When response functions are estimated from the data, one reason for using a single response function is to fix the basis with which the signal is deconvolved across all images so that we can focus on analysing the coefficients (ODFs), without the need to also take the subject-specific ODFs into account. Your question really boils down to what you want your template to represent. If you are after the group-average density then you’d need to measure each data point (subject) using the same units.
As an example, two images could very well have different WM RFs due to genuine signal differences in single fibre WM voxels, for instance, caused by pathology. When you deconvolve the DWI signal using the respective subject-native RFs you might end up with identical ODFs as the difference in the signal could be captured by the different RFs. If you used the average of both response functions, you would most likely see a difference in the ODFs due to the difference in signal (be it differences in tissue density or other effects) that now needs to be explained by a difference in the ODFs.
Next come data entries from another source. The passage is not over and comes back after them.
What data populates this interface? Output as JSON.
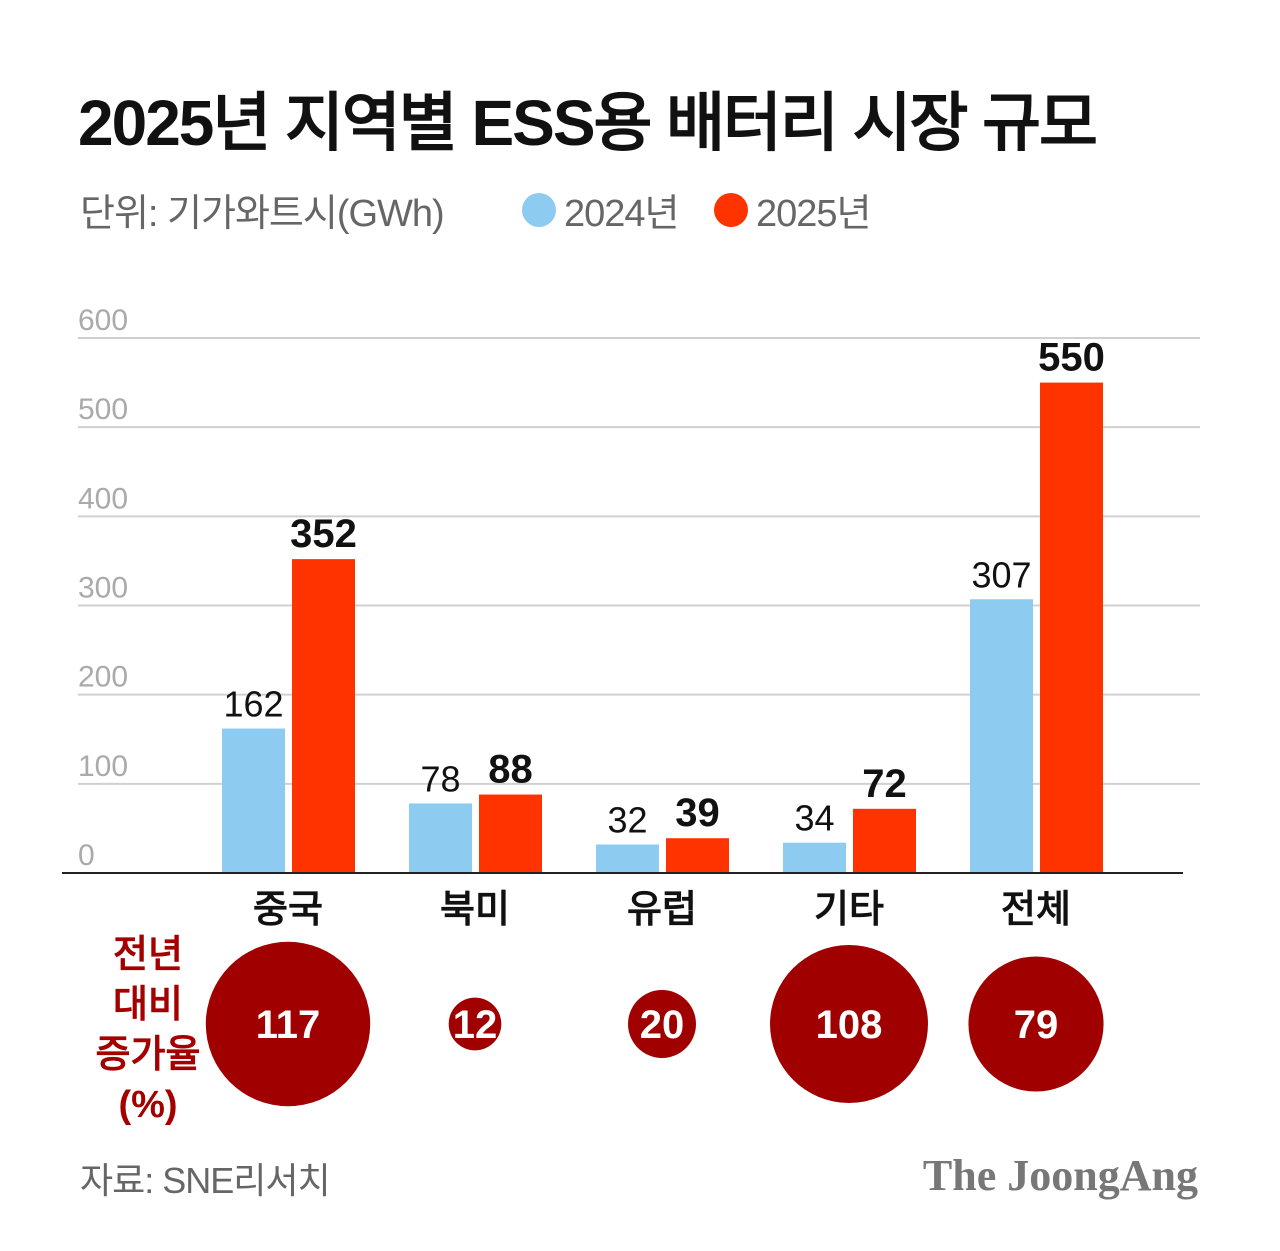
{
  "title": "2025년 지역별 ESS용 배터리 시장 규모",
  "unit": "단위: 기가와트시(GWh)",
  "source": "자료: SNE리서치",
  "logo": "The JoongAng",
  "colors": {
    "2024": "#8ecbf1",
    "2025": "#ff3300",
    "growth": "#a00000"
  },
  "chart_data": {
    "type": "bar",
    "categories": [
      "중국",
      "북미",
      "유럽",
      "기타",
      "전체"
    ],
    "series": [
      {
        "name": "2024년",
        "values": [
          162,
          78,
          32,
          34,
          307
        ]
      },
      {
        "name": "2025년",
        "values": [
          352,
          88,
          39,
          72,
          550
        ]
      }
    ],
    "ylim": [
      0,
      600
    ],
    "yticks": [
      "0",
      "100",
      "200",
      "300",
      "400",
      "500",
      "600"
    ],
    "grid": true,
    "legend": "top-left",
    "growth_label": [
      "전년",
      "대비",
      "증가율",
      "(%)"
    ],
    "growth_pct": [
      117,
      12,
      20,
      108,
      79
    ]
  }
}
Note that it does not necessarily need to be the average response function of all subjects but a common representative response function (see here) but averaging is unbiased towards specific subjects and can average out uncertainty in the parameters. If your response function estimation is not robust or you are interested in ODFs wrt to a certain population, you might be better off using a subset of the RFs.
For tracking (and filtering) in template space the same holds, you’d want to have a sensible well-defined measure of density.
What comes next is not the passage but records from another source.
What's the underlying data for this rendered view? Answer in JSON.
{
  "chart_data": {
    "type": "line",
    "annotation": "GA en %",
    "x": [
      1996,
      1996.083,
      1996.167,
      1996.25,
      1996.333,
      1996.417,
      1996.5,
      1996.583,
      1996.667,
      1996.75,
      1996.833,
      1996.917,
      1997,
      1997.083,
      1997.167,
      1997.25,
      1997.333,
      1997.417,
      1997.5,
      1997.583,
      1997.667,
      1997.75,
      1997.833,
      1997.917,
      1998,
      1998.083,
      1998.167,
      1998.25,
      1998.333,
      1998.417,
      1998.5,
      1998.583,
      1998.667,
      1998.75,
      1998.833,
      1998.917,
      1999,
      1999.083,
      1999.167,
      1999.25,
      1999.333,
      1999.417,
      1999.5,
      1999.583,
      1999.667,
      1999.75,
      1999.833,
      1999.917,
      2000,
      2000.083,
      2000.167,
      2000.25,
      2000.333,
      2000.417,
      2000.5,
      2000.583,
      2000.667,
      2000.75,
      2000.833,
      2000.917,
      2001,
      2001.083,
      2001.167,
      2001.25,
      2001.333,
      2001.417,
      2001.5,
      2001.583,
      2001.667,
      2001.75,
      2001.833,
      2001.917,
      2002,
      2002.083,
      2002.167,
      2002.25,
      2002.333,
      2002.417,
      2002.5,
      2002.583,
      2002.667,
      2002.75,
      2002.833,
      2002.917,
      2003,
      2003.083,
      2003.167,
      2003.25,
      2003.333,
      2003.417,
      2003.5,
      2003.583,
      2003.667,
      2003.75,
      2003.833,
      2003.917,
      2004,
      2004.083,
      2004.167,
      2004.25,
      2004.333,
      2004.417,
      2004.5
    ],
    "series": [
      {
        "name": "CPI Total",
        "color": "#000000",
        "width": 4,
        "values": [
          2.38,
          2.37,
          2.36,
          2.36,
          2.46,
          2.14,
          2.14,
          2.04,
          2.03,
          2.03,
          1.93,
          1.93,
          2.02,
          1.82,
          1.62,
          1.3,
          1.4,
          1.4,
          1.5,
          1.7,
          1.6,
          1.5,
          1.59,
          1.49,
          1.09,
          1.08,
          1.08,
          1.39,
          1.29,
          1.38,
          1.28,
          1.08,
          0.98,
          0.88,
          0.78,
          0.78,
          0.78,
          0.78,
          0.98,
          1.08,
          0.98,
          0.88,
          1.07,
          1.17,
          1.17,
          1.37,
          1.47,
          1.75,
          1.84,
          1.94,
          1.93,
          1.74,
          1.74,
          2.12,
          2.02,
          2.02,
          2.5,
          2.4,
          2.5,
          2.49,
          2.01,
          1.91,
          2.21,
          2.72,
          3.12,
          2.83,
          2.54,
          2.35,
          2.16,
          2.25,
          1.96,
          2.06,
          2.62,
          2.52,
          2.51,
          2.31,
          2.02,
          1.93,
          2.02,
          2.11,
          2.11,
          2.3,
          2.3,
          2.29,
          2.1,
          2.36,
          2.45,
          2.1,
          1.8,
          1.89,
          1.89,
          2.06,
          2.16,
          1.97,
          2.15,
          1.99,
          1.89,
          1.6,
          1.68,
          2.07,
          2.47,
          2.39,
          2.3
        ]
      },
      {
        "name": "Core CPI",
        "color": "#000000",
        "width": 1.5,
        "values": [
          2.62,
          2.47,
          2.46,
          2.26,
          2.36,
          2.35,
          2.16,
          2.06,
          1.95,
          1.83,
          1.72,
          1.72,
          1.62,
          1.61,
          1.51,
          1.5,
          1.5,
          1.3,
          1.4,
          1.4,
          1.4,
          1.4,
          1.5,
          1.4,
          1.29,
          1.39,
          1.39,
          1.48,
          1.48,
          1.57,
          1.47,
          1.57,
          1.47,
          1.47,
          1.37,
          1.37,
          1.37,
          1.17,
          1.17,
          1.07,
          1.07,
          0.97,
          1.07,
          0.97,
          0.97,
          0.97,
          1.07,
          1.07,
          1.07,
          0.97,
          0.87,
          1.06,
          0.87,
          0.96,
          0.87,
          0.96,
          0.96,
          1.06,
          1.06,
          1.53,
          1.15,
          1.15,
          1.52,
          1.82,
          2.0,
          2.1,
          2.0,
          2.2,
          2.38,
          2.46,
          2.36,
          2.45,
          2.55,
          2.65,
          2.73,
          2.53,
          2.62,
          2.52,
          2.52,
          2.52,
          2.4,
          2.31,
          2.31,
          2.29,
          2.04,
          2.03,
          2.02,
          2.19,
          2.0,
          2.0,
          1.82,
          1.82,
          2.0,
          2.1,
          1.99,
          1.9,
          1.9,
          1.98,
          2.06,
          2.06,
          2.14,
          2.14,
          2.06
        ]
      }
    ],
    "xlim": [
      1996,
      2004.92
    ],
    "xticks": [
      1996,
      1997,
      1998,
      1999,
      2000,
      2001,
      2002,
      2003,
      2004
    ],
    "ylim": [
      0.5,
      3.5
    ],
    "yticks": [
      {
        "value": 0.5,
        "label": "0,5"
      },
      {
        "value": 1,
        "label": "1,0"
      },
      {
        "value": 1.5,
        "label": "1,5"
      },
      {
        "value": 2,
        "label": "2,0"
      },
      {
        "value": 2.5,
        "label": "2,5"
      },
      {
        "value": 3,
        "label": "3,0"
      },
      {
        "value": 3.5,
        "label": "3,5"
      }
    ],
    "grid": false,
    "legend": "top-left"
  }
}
A scenario where you might not end up using a single response function is when you have reasons to believe that subject-specific response functions are more representative of the quantity you are interested in than a single (group-average) response. This is very rarely the case but we used subject-specific response functions to derive ODFs used for multi-contrast registration in neonatal data as group-average RFs would have biased tissue boundaries (link). I’d say this is an exception to the rule.
If you want to dig deeper and get some more context, have a look at Daan Christiaen’s (i.e. section 2.4.2) or Maxime Descoteaux’ (i.e. chapter 9) theses.